Chris: I mean, weed is in it. I smoke a lot. The rest of the band doesn’t but I do. I’d never really sung about drugs. The song is more about how fucking broke I was at the time. As I was thinking about it I was like “Well, I probably shouldn’t spend all my fucking money on grass!”. The song’s not all that about weed, it’s about me. But yeah, I got the name from Chuck (Hot Water)’s wife. It’s from a really cool book about the history of weed in the world. In it there’s a letter from Louis Armstrong to his pot dealer in New York and that was his code word. Which I thought was really cool. It’s kinda like ‘New Eyes Open’ where it’s just me and a light-hearted song about my life.

Spud: What’s next for you guys after you’ve finished touring with Samiam?
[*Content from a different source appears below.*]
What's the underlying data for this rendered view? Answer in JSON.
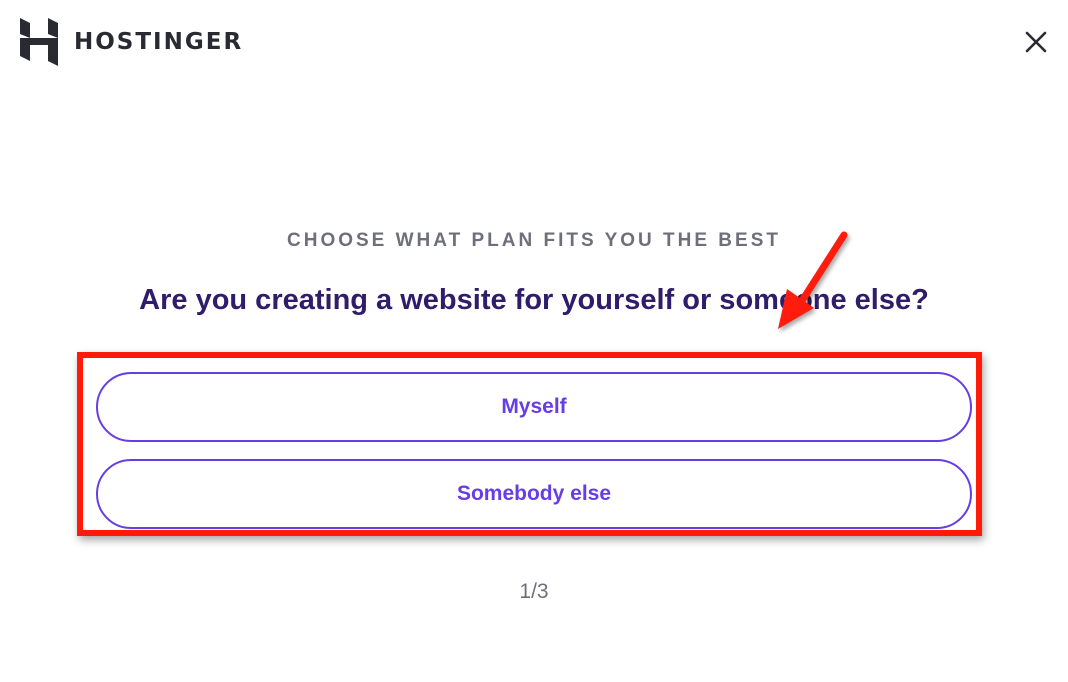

Chris: Well, we’ve got some shows down south, just ourselves. And then we have a really short East Coast tour with Planes Mistaken For Stars and Fifth Hour Hero. Then we always take the holidays off and hang out with family and stuff. And then at the end of January we’re doing another tour with Avail on the West Coast. And then we’re looking at going back down to Brazil, and maybe to Australia. Maybe another tour here with the Bouncing Souls tour in February [now confirmed]. That’s when we’ll get back here. Then it’ll just be whatever gets offered to us. Before too long I want to get writing again, though. I don’t want it to be too long before we have a new record. If we’re gonna keep touring I at least wanna have some new songs to play. I don’t wanna do a hundred tours on the same twelve songs. I’m trying to find a bit more of a balance between the time spent writing and the time spent playing. We spent 9 or 10 months we’re on this, but you usually spent 4 or 5 months recording and a year and a half on the road. And that doesn’t seem like you’re giving yourself enough time to write, and that’s what it’s all about, sharing your thoughts and ideas. I’m sure the record label wants us to keep touring and selling the record, but Epitaph’s fucking great. I’m gonna do another record myself, probably on Epitaph, and I’ve told them I just wanna keep writing. Keep touring as well, but at a certain point you gotta get back in the studio or you freak the fuck out!